L’employeur (public) interjette appel, considérant qu’il y alieu de tenir compte des plafonds prévus aux articles 6 et 7 de la loi du 3 juillet 1967 pour le calcul de la rente. Il demande la réduction de celle-ci à 25%. Il émet encore d’autres contestations relatives à des soins de kinésithérapie.

L’intéressée demande la confirmation du jugement.

La décision de la cour

La cour rappelle, dans un premier temps, les principes en matière de réparation, repris à l’article 6 de la loi. Selon celui-ci, aussi longtemps que la victime d’un accident du travail du secteur public conserve l’exercice de fonctions, les rentes et allocations ne peuvent dépasser 25% de la rémunération de base (de la rente). Lorsque la victime est reconnue inapte à l’exercice de ses fonctions, mais qu’elle peut en exercer d’autres, compatibles avec son état de santé, elle peut être réaffectée à un emploi correspondant. En cas de réaffectation, elle conserve le bénéfice du régime pécuniaire dont elle jouissait lors de l’accident.

Par ailleurs, si l’incapacité permanente s’aggrave au point qu’elle ne puisse plus exercer temporairement son nouvel emploi, elle a droit, pendant cette période d’absence, à l’indemnisation prévue à l’article 3bis (c’est-à-dire qu’elle bénéficie, sous réserve de l’application d’une disposition légale ou réglementaire plus favorable, des règles en cas d’incapacité temporaire totale).

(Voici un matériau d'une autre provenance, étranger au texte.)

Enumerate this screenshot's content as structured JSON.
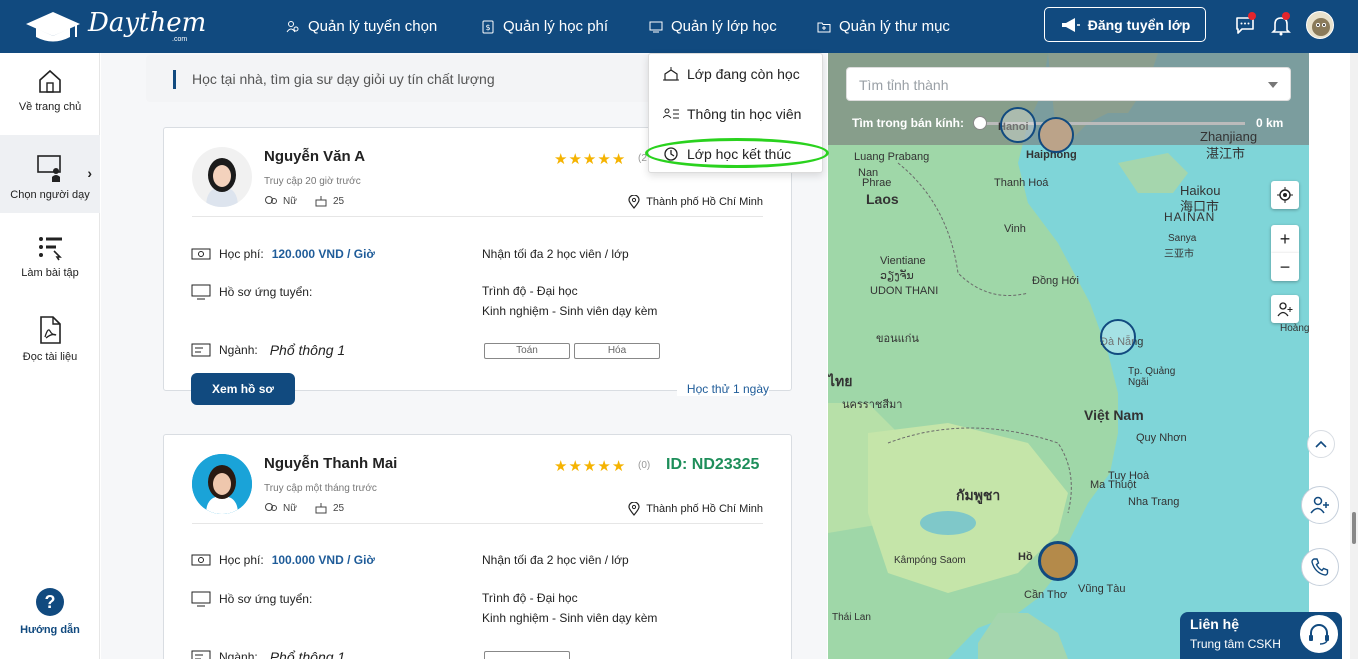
{
  "brand": {
    "name": "Daythem",
    "suffix": ".com"
  },
  "nav": {
    "items": [
      {
        "label": "Quản lý tuyển chọn",
        "icon": "people-search-icon"
      },
      {
        "label": "Quản lý học phí",
        "icon": "money-icon"
      },
      {
        "label": "Quản lý lớp học",
        "icon": "classroom-icon"
      },
      {
        "label": "Quản lý thư mục",
        "icon": "folder-icon"
      }
    ],
    "post_button": "Đăng tuyển lớp"
  },
  "dropdown": {
    "items": [
      {
        "label": "Lớp đang còn học",
        "icon": "school-icon"
      },
      {
        "label": "Thông tin học viên",
        "icon": "student-list-icon"
      },
      {
        "label": "Lớp học kết thúc",
        "icon": "clock-icon"
      }
    ]
  },
  "sidebar": {
    "items": [
      {
        "label": "Về trang chủ",
        "icon": "home-icon"
      },
      {
        "label": "Chọn người dạy",
        "icon": "teacher-icon"
      },
      {
        "label": "Làm bài tập",
        "icon": "exercise-icon"
      },
      {
        "label": "Đọc tài liệu",
        "icon": "pdf-icon"
      }
    ],
    "help": "Hướng dẫn"
  },
  "search": {
    "text": "Học tại nhà, tìm gia sư dạy giỏi uy tín chất lượng"
  },
  "tutors": [
    {
      "name": "Nguyễn Văn A",
      "access": "Truy cập 20 giờ trước",
      "gender": "Nữ",
      "age": "25",
      "rating_count": "(2",
      "id": "",
      "location": "Thành phố Hồ Chí Minh",
      "fee_label": "Học phí:",
      "fee": "120.000 VND / Giờ",
      "capacity": "Nhận tối đa 2 học viên / lớp",
      "profile_label": "Hồ sơ ứng tuyển:",
      "level": "Trình độ - Đại học",
      "experience": "Kinh nghiệm - Sinh viên dạy kèm",
      "major_label": "Ngành:",
      "major": "Phổ thông 1",
      "subjects": [
        "Toán",
        "Hóa"
      ],
      "view_button": "Xem hồ sơ",
      "trial": "Học thử 1 ngày"
    },
    {
      "name": "Nguyễn Thanh Mai",
      "access": "Truy cập một tháng trước",
      "gender": "Nữ",
      "age": "25",
      "rating_count": "(0)",
      "id": "ID: ND23325",
      "location": "Thành phố Hồ Chí Minh",
      "fee_label": "Học phí:",
      "fee": "100.000 VND / Giờ",
      "capacity": "Nhận tối đa 2 học viên / lớp",
      "profile_label": "Hồ sơ ứng tuyển:",
      "level": "Trình độ - Đại học",
      "experience": "Kinh nghiệm - Sinh viên dạy kèm",
      "major_label": "Ngành:",
      "major": "Phổ thông 1"
    }
  ],
  "map": {
    "province_placeholder": "Tìm tỉnh thành",
    "radius_label": "Tìm trong bán kính:",
    "radius_value": "0 km",
    "zoom_in": "+",
    "zoom_out": "−",
    "places": [
      "Laos",
      "Việt Nam",
      "Vientiane",
      "ວຽງຈັນ",
      "UDON THANI",
      "Haiphong",
      "Thanh Hoá",
      "Vinh",
      "Đồng Hới",
      "Đà Nẵng",
      "Tp. Quảng Ngãi",
      "Quy Nhơn",
      "Tuy Hoà",
      "Nha Trang",
      "Ma Thuột",
      "Cần Thơ",
      "Vũng Tàu",
      "Zhanjiang",
      "湛江市",
      "Haikou",
      "海口市",
      "HAINAN",
      "Sanya",
      "三亚市",
      "Luang Prabang",
      "Nan",
      "Phrae",
      "Hoàng",
      "ไทย",
      "กัมพูชา",
      "ขอนแก่น",
      "นครราชสีมา",
      "Kâmpóng Saom",
      "Thái Lan",
      "Hồ",
      "Hanoi"
    ]
  },
  "support": {
    "title": "Liên hệ",
    "subtitle": "Trung tâm CSKH"
  }
}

La cour constate que l’employeur sollicite la limitation de la rente, au motif que l’intéressée, qui a été victime de l’accident en cause en date du 6 octobre 1998, est restée apte à exercer ses fonctions depuis 2007, dans la mesure où elle est enseignante au sein de la Communauté française depuis lors.

Le critère retenu par l’employeur est qu’il faut se fonder sur l’aptitude à l’exercice des fonctions. Il renvoie à un arrêt de la Cour du travail du 27 juin 2005.

La Cour du travail de Mons rappelle que l’arrêt visé par la partie appelante concernait la question de savoir si la rente devait être limitée, dans l’hypothèse où un agent était mis en disponibilité (avant la pension).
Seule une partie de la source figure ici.